А Мафия Уинсам, одинокая и неизнасилованная, стояла перед зеркалом, раздевшись догола, и любовалась всеми деталями своего отражения. А кот мяучил во дворе.
А вот кто знал, где была Паола?
В последнее время Шенмэйкеру становилось все труднее ладить с Эстер. Он все чаще подумывал о том, чтобы разойтись с ней, и на этот раз навсегда.
– Ты любишь не меня, – твердила она. – Ты хочешь сделать меня другой, не такой, какая я есть.
В ответ он мог выдвинуть лишь аргументы, так сказать, платонического характера. Неужели она хотела, чтобы он ограничился мелочной и поверхностной любовью к ее телу? Нет, он любит ее душу. Что тебе неймется? Любой девушке хочется, чтобы мужчина любил ее душу, ее суть, разве нет? Ну, разумеется, хочется. Так, а что есть душа? Это абстракция тела, идеал, скрытый за реальностью; именно там настоящая Эстер, а здесь лишь ее чувственное восприятие с неполадками давления и деформацией костей. Шенмэйкер мог бы вывести на свет истинную, идеальную Эстер, обитающую внутри дефектной оболочки. Душа Эстер выйдет наружу, сияющая и несказанно прекрасная.

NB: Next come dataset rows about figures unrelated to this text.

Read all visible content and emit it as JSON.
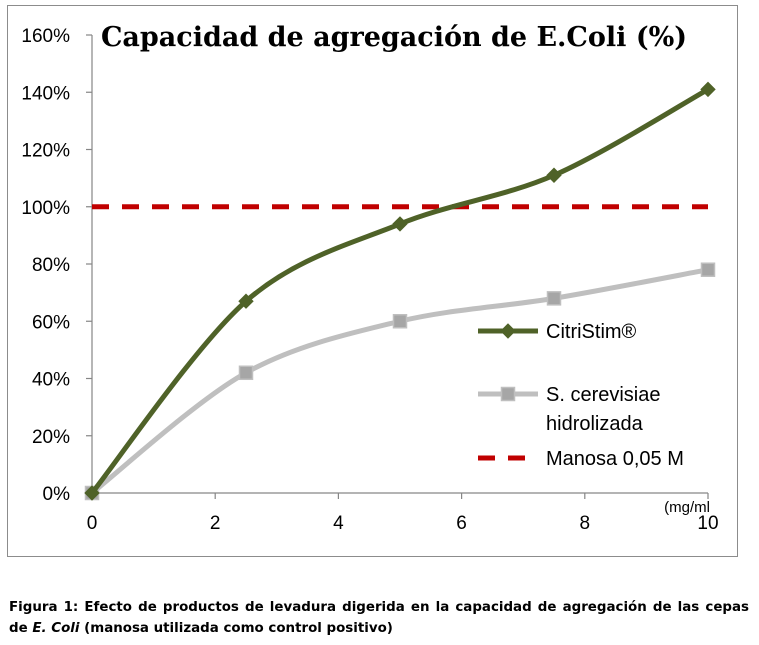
{
  "chart_data": {
    "type": "line",
    "title": "Capacidad de agregación de E.Coli (%)",
    "x_unit_label": "(mg/ml",
    "xlim": [
      0,
      10
    ],
    "x_ticks": [
      "0",
      "2",
      "4",
      "6",
      "8",
      "10"
    ],
    "ylim": [
      0,
      160
    ],
    "y_ticks": [
      "0%",
      "20%",
      "40%",
      "60%",
      "80%",
      "100%",
      "120%",
      "140%",
      "160%"
    ],
    "grid": false,
    "legend_position": "right-middle",
    "series": [
      {
        "name": "CitriStim®",
        "color": "#4f6228",
        "marker": "diamond",
        "smooth": true,
        "x": [
          0,
          2.5,
          5,
          7.5,
          10
        ],
        "y": [
          0,
          67,
          94,
          111,
          141
        ]
      },
      {
        "name_lines": [
          "S. cerevisiae",
          "hidrolizada"
        ],
        "color": "#bfbfbf",
        "marker": "square",
        "smooth": true,
        "x": [
          0,
          2.5,
          5,
          7.5,
          10
        ],
        "y": [
          0,
          42,
          60,
          68,
          78
        ]
      },
      {
        "name": "Manosa 0,05 M",
        "color": "#c00000",
        "style": "dashed",
        "x": [
          0,
          10
        ],
        "y": [
          100,
          100
        ]
      }
    ]
  },
  "caption": {
    "part1": "Figura 1: Efecto de productos de levadura digerida en la capacidad de agregación de las cepas de ",
    "italic": "E. Coli",
    "part2": " (manosa utilizada como control positivo)"
  }
}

– Да кто ты такой, – кричала она ему, – чтобы судить о том, на что похожа моя душа? Знаешь, в кого ты влюблен? В себя. В свое паршивое искусство пластической хирургии.
Шенмэйкер вместо ответа переворачивался, тупо смотрел в пол и думал, сумеет ли он когда-нибудь понять женщин.
Эйгенвэлью, дантист человеческих душ, как-то поделился с Шенмэйкером своими мыслями. Шенмэйкера нельзя было считать коллегой, но если верить Стенсилу, то «внутренний круг», о котором он толковал, несколько расширился. «Дадли, старина, – убеждал себя Эйгенвэлью, – тебе нет до этих ребят никакого дела».
Но дело все-таки было. Братве он сверлил зубы и чистил корневые каналы со скидкой. Почему? Пускай они голодранцы, но если они обеспечивают общество ценными мыслями и произведениями искусства, то, значит, все правильно. Значит, когда-нибудь – возможно, в следующий период исторического подъема, когда нынешний Декаданс уйдет в прошлое, когда колонизируют планеты, а на Земле воцарится мир, – история стоматологии где-нибудь в сноске упомянет Эйгенвэлью, покровителя искусств, здравомыслящего ученого неоякобинской школы.
Однако в основном они ничего не делали, только болтали, и разговоры у них были не слишком умными. Лишь некоторые – вроде Слэба – действительно занимались своим делом, создавали сложный и законченный продукт. Хотя, опять же, что именно? «Датские сыры». Или это искусство для искусства – Кататонический Экспрессионизм. Или пародии на то, что уже было создано.
Тоже мне высокое искусство. А где Мысль? Братва разработала своего рода стенографический подход, позволявший строить то видение мира, которое их устраивало. Разговоры в «Ржавой ложке» в основном сводились к именам собственным, литературным аллюзиям, критическим или философским терминам, кое-как связанным между собой. В зависимости от того, как вы, по собственному разумению, скомпонуете строительные блоки, вас признают либо умным, либо дураком. В зависимости от того, как отреагируют другие, вас либо примут, либо нет. А количество блоков, между прочим, ограничено.
– Если не появится никаких новых и оригинальных идей, – говорил себе Эйгенвэлью, – то можно предсказать с математической точностью, что в один прекрасный день они исчерпают все возможные перестановки. И что тогда?
А и правда, что? Расстановки и перестановки – это Декаданс, но окончание перебора всех возможных комбинаций – это смерть.
Порой Эйгенвэлью это пугало. Хотелось вернуться и рассматривать зубные протезы. Зубы и металл сохраняются дольше идей.